Please add some regression tests (i.e. in test/CodeGen/PowerPC/).

inouehrs updated this revision to Diff 88484.Feb 14 2017, 8:58 PM
inouehrs added a reviewer: hfinkel.
  • I updated the patch to further reduce the stack frame size. Now the average stack frame size is reduced by about 50 bytes (from 182.9 byte to 133.7 byte).
  • I added assets to confirm the parameter area is allocated before actually using it.
  • I added a regression test.
nemanjai edited edge metadata.Feb 23 2017, 3:21 AM

Please provide a message for the asserts to alert the user as to why the function needs a parameter area.

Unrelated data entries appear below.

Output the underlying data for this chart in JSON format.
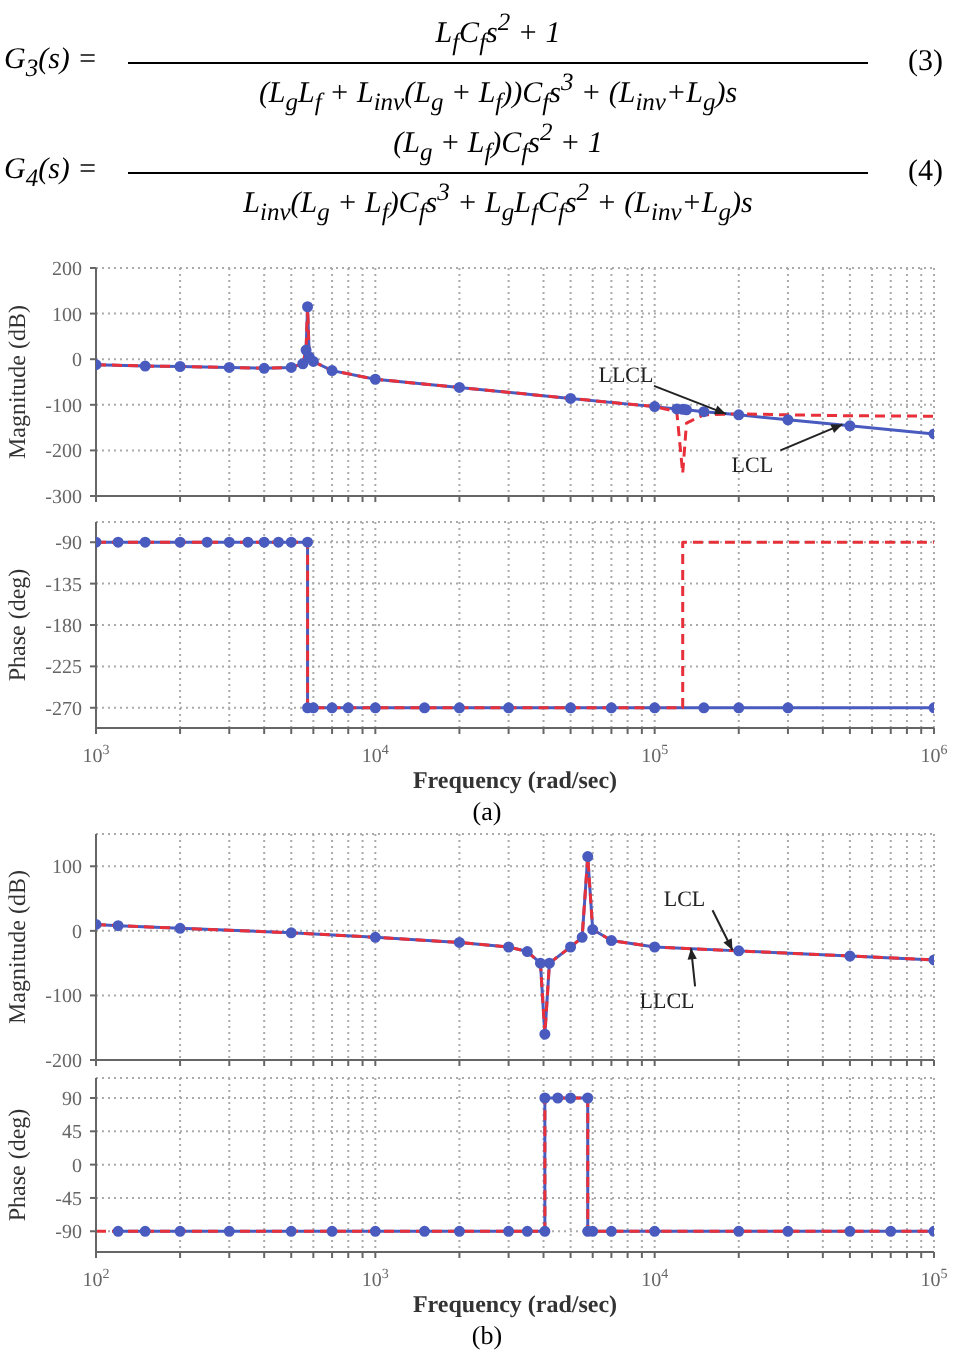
{
  "chart_data": [
    {
      "type": "line",
      "ylabel": "Magnitude (dB)",
      "log": "x",
      "grid": true,
      "tick_labels": "y",
      "xlim": [
        1000,
        1000000
      ],
      "ylim": [
        -300,
        200
      ],
      "yticks": [
        -300,
        -200,
        -100,
        0,
        100,
        200
      ],
      "xticks": [
        {
          "value": 1000,
          "label": null
        },
        {
          "value": 2000,
          "label": null
        },
        {
          "value": 3000,
          "label": null
        },
        {
          "value": 4000,
          "label": null
        },
        {
          "value": 5000,
          "label": null
        },
        {
          "value": 6000,
          "label": null
        },
        {
          "value": 7000,
          "label": null
        },
        {
          "value": 8000,
          "label": null
        },
        {
          "value": 9000,
          "label": null
        },
        {
          "value": 10000,
          "label": null
        },
        {
          "value": 20000,
          "label": null
        },
        {
          "value": 30000,
          "label": null
        },
        {
          "value": 40000,
          "label": null
        },
        {
          "value": 50000,
          "label": null
        },
        {
          "value": 60000,
          "label": null
        },
        {
          "value": 70000,
          "label": null
        },
        {
          "value": 80000,
          "label": null
        },
        {
          "value": 90000,
          "label": null
        },
        {
          "value": 100000,
          "label": null
        },
        {
          "value": 200000,
          "label": null
        },
        {
          "value": 300000,
          "label": null
        },
        {
          "value": 400000,
          "label": null
        },
        {
          "value": 500000,
          "label": null
        },
        {
          "value": 600000,
          "label": null
        },
        {
          "value": 700000,
          "label": null
        },
        {
          "value": 800000,
          "label": null
        },
        {
          "value": 900000,
          "label": null
        },
        {
          "value": 1000000,
          "label": null
        }
      ],
      "series": [
        {
          "color": "#4a5bbf",
          "line_style": "solid",
          "marker": "circle",
          "x": [
            1000,
            1500,
            2000,
            3000,
            4000,
            5000,
            5500,
            5650,
            5720,
            5800,
            6000,
            7000,
            10000,
            20000,
            50000,
            100000,
            120000,
            126000,
            130000,
            150000,
            200000,
            300000,
            500000,
            1000000
          ],
          "values": [
            -12,
            -15,
            -16,
            -18,
            -20,
            -18,
            -10,
            20,
            115,
            5,
            -5,
            -25,
            -44,
            -62,
            -86,
            -104,
            -109,
            -110,
            -111,
            -115,
            -122,
            -133,
            -146,
            -164
          ]
        },
        {
          "color": "#e8303a",
          "line_style": "dashed",
          "marker": "none",
          "x": [
            1000,
            1500,
            2000,
            3000,
            4000,
            5000,
            5500,
            5650,
            5720,
            5800,
            6000,
            7000,
            10000,
            20000,
            50000,
            100000,
            120000,
            126000,
            130000,
            150000,
            200000,
            300000,
            500000,
            1000000
          ],
          "values": [
            -12,
            -15,
            -16,
            -18,
            -20,
            -18,
            -10,
            20,
            115,
            5,
            -5,
            -25,
            -44,
            -62,
            -86,
            -104,
            -115,
            -250,
            -140,
            -122,
            -120,
            -122,
            -124,
            -125
          ]
        }
      ],
      "annotations": [
        "G$_{3}$(s) =",
        "L$_{f}$C$_{f}$s$^{2}$ + 1",
        "(L$_{g}$L$_{f}$ + L$_{inv}$(L$_{g}$ + L$_{f}$))C$_{f}$s$^{3}$ + (L$_{inv}$+L$_{g}$)s",
        "(3)",
        "G$_{4}$(s) =",
        "(L$_{g}$ + L$_{f}$)C$_{f}$s$^{2}$ + 1",
        "L$_{inv}$(L$_{g}$ + L$_{f}$)C$_{f}$s$^{3}$ + L$_{g}$L$_{f}$C$_{f}$s$^{2}$ + (L$_{inv}$+L$_{g}$)s",
        "(4)",
        {
          "text": "LLCL",
          "x": 180000,
          "y": -120
        },
        {
          "text": "LCL",
          "x": 470000,
          "y": -143
        }
      ]
    },
    {
      "type": "line",
      "ylabel": "Phase (deg)",
      "xlabel": "Frequency  (rad/sec)",
      "log": "x",
      "grid": true,
      "xlim": [
        1000,
        1000000
      ],
      "ylim": [
        -292,
        -68
      ],
      "yticks": [
        -270,
        -225,
        -180,
        -135,
        -90
      ],
      "xticks": [
        {
          "value": 1000,
          "label": "10$^{3}$"
        },
        {
          "value": 2000,
          "label": null
        },
        {
          "value": 3000,
          "label": null
        },
        {
          "value": 4000,
          "label": null
        },
        {
          "value": 5000,
          "label": null
        },
        {
          "value": 6000,
          "label": null
        },
        {
          "value": 7000,
          "label": null
        },
        {
          "value": 8000,
          "label": null
        },
        {
          "value": 9000,
          "label": null
        },
        {
          "value": 10000,
          "label": "10$^{4}$"
        },
        {
          "value": 20000,
          "label": null
        },
        {
          "value": 30000,
          "label": null
        },
        {
          "value": 40000,
          "label": null
        },
        {
          "value": 50000,
          "label": null
        },
        {
          "value": 60000,
          "label": null
        },
        {
          "value": 70000,
          "label": null
        },
        {
          "value": 80000,
          "label": null
        },
        {
          "value": 90000,
          "label": null
        },
        {
          "value": 100000,
          "label": "10$^{5}$"
        },
        {
          "value": 200000,
          "label": null
        },
        {
          "value": 300000,
          "label": null
        },
        {
          "value": 400000,
          "label": null
        },
        {
          "value": 500000,
          "label": null
        },
        {
          "value": 600000,
          "label": null
        },
        {
          "value": 700000,
          "label": null
        },
        {
          "value": 800000,
          "label": null
        },
        {
          "value": 900000,
          "label": null
        },
        {
          "value": 1000000,
          "label": "10$^{6}$"
        }
      ],
      "series": [
        {
          "color": "#4a5bbf",
          "line_style": "solid",
          "marker": "circle",
          "x": [
            1000,
            1200,
            1500,
            2000,
            2500,
            3000,
            3500,
            4000,
            4500,
            5000,
            5720,
            5720,
            6000,
            7000,
            8000,
            10000,
            15000,
            20000,
            30000,
            50000,
            70000,
            100000,
            150000,
            200000,
            300000,
            1000000
          ],
          "values": [
            -90,
            -90,
            -90,
            -90,
            -90,
            -90,
            -90,
            -90,
            -90,
            -90,
            -90,
            -270,
            -270,
            -270,
            -270,
            -270,
            -270,
            -270,
            -270,
            -270,
            -270,
            -270,
            -270,
            -270,
            -270,
            -270
          ]
        },
        {
          "color": "#e8303a",
          "line_style": "dashed",
          "marker": "none",
          "x": [
            1000,
            5720,
            5720,
            126000,
            126000,
            1000000
          ],
          "values": [
            -90,
            -90,
            -270,
            -270,
            -90,
            -90
          ]
        }
      ],
      "annotations": [
        "(a)"
      ]
    },
    {
      "type": "line",
      "ylabel": "Magnitude (dB)",
      "log": "x",
      "grid": true,
      "tick_labels": "y",
      "xlim": [
        100,
        100000
      ],
      "ylim": [
        -200,
        150
      ],
      "yticks": [
        -200,
        -100,
        0,
        100
      ],
      "xticks": [
        {
          "value": 100,
          "label": null
        },
        {
          "value": 200,
          "label": null
        },
        {
          "value": 300,
          "label": null
        },
        {
          "value": 400,
          "label": null
        },
        {
          "value": 500,
          "label": null
        },
        {
          "value": 600,
          "label": null
        },
        {
          "value": 700,
          "label": null
        },
        {
          "value": 800,
          "label": null
        },
        {
          "value": 900,
          "label": null
        },
        {
          "value": 1000,
          "label": null
        },
        {
          "value": 2000,
          "label": null
        },
        {
          "value": 3000,
          "label": null
        },
        {
          "value": 4000,
          "label": null
        },
        {
          "value": 5000,
          "label": null
        },
        {
          "value": 6000,
          "label": null
        },
        {
          "value": 7000,
          "label": null
        },
        {
          "value": 8000,
          "label": null
        },
        {
          "value": 9000,
          "label": null
        },
        {
          "value": 10000,
          "label": null
        },
        {
          "value": 20000,
          "label": null
        },
        {
          "value": 30000,
          "label": null
        },
        {
          "value": 40000,
          "label": null
        },
        {
          "value": 50000,
          "label": null
        },
        {
          "value": 60000,
          "label": null
        },
        {
          "value": 70000,
          "label": null
        },
        {
          "value": 80000,
          "label": null
        },
        {
          "value": 90000,
          "label": null
        },
        {
          "value": 100000,
          "label": null
        }
      ],
      "series": [
        {
          "color": "#4a5bbf",
          "line_style": "solid",
          "marker": "circle",
          "x": [
            100,
            120,
            200,
            500,
            1000,
            2000,
            3000,
            3500,
            3900,
            4045,
            4200,
            5000,
            5500,
            5760,
            6000,
            7000,
            10000,
            20000,
            50000,
            100000
          ],
          "values": [
            10,
            8,
            4,
            -3,
            -10,
            -18,
            -25,
            -32,
            -50,
            -160,
            -50,
            -25,
            -10,
            115,
            2,
            -15,
            -25,
            -31,
            -39,
            -45
          ]
        },
        {
          "color": "#e8303a",
          "line_style": "dashed",
          "marker": "none",
          "x": [
            100,
            120,
            200,
            500,
            1000,
            2000,
            3000,
            3500,
            3900,
            4045,
            4200,
            5000,
            5500,
            5760,
            6000,
            7000,
            10000,
            20000,
            50000,
            100000
          ],
          "values": [
            10,
            8,
            4,
            -3,
            -10,
            -18,
            -25,
            -32,
            -50,
            -160,
            -50,
            -25,
            -10,
            115,
            2,
            -15,
            -25,
            -31,
            -39,
            -45
          ]
        }
      ],
      "annotations": [
        {
          "text": "LCL",
          "x": 19000,
          "y": -30
        },
        {
          "text": "LLCL",
          "x": 13500,
          "y": -27
        }
      ]
    },
    {
      "type": "line",
      "ylabel": "Phase (deg)",
      "xlabel": "Frequency  (rad/sec)",
      "log": "x",
      "grid": true,
      "xlim": [
        100,
        100000
      ],
      "ylim": [
        -118,
        117
      ],
      "yticks": [
        -90,
        -45,
        0,
        45,
        90
      ],
      "xticks": [
        {
          "value": 100,
          "label": "10$^{2}$"
        },
        {
          "value": 200,
          "label": null
        },
        {
          "value": 300,
          "label": null
        },
        {
          "value": 400,
          "label": null
        },
        {
          "value": 500,
          "label": null
        },
        {
          "value": 600,
          "label": null
        },
        {
          "value": 700,
          "label": null
        },
        {
          "value": 800,
          "label": null
        },
        {
          "value": 900,
          "label": null
        },
        {
          "value": 1000,
          "label": "10$^{3}$"
        },
        {
          "value": 2000,
          "label": null
        },
        {
          "value": 3000,
          "label": null
        },
        {
          "value": 4000,
          "label": null
        },
        {
          "value": 5000,
          "label": null
        },
        {
          "value": 6000,
          "label": null
        },
        {
          "value": 7000,
          "label": null
        },
        {
          "value": 8000,
          "label": null
        },
        {
          "value": 9000,
          "label": null
        },
        {
          "value": 10000,
          "label": "10$^{4}$"
        },
        {
          "value": 20000,
          "label": null
        },
        {
          "value": 30000,
          "label": null
        },
        {
          "value": 40000,
          "label": null
        },
        {
          "value": 50000,
          "label": null
        },
        {
          "value": 60000,
          "label": null
        },
        {
          "value": 70000,
          "label": null
        },
        {
          "value": 80000,
          "label": null
        },
        {
          "value": 90000,
          "label": null
        },
        {
          "value": 100000,
          "label": "10$^{5}$"
        }
      ],
      "series": [
        {
          "color": "#4a5bbf",
          "line_style": "solid",
          "marker": "circle",
          "x": [
            120,
            150,
            200,
            300,
            500,
            700,
            1000,
            1500,
            2000,
            3000,
            3500,
            4045,
            4045,
            4500,
            5000,
            5760,
            5760,
            6000,
            7000,
            10000,
            20000,
            30000,
            50000,
            70000,
            100000
          ],
          "values": [
            -90,
            -90,
            -90,
            -90,
            -90,
            -90,
            -90,
            -90,
            -90,
            -90,
            -90,
            -90,
            90,
            90,
            90,
            90,
            -90,
            -90,
            -90,
            -90,
            -90,
            -90,
            -90,
            -90,
            -90
          ]
        },
        {
          "color": "#e8303a",
          "line_style": "dashed",
          "marker": "none",
          "x": [
            100,
            4045,
            4045,
            5760,
            5760,
            100000
          ],
          "values": [
            -90,
            -90,
            90,
            90,
            -90,
            -90
          ]
        }
      ],
      "annotations": [
        "(b)"
      ]
    }
  ]
}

inouehrs updated this revision to Diff 89619.Feb 24 2017, 1:02 AM

I added message for asserts.

hfinkel edited edge metadata.Mar 1 2017, 11:11 AM

Why is there only code in LowerCall_64SVR4? Don't you also need to add corresponding code to LowerFormalArguments_64SVR4?

LowerFormalArguments_64SVR4 already includes the same analysis. So, LowerCall_64SVR4 and LowerFormalArguments_64SVR4 have been inconsistent (LowerCall_64SVR4 is more conservative than LowerFormalArguments_64SVR4).
What this patch does is making LowerCall_64SVR4 consistent with LowerFormalArguments_64SVR4.

hfinkel accepted this revision.Mar 2 2017, 6:46 AM

LowerFormalArguments_64SVR4 already includes the same analysis. So, LowerCall_64SVR4 and LowerFormalArguments_64SVR4 have been inconsistent (LowerCall_64SVR4 is more conservative than LowerFormalArguments_64SVR4).
What this patch does is making LowerCall_64SVR4 consistent with LowerFormalArguments_64SVR4.

Okay, please note that in the commit message. LGTM.

This revision is now accepted and ready to land.Mar 2 2017, 6:46 AM
inouehrs edited the summary of this revision. (Show Details)Mar 2 2017, 8:23 AM
This revision was automatically updated to reflect the committed changes.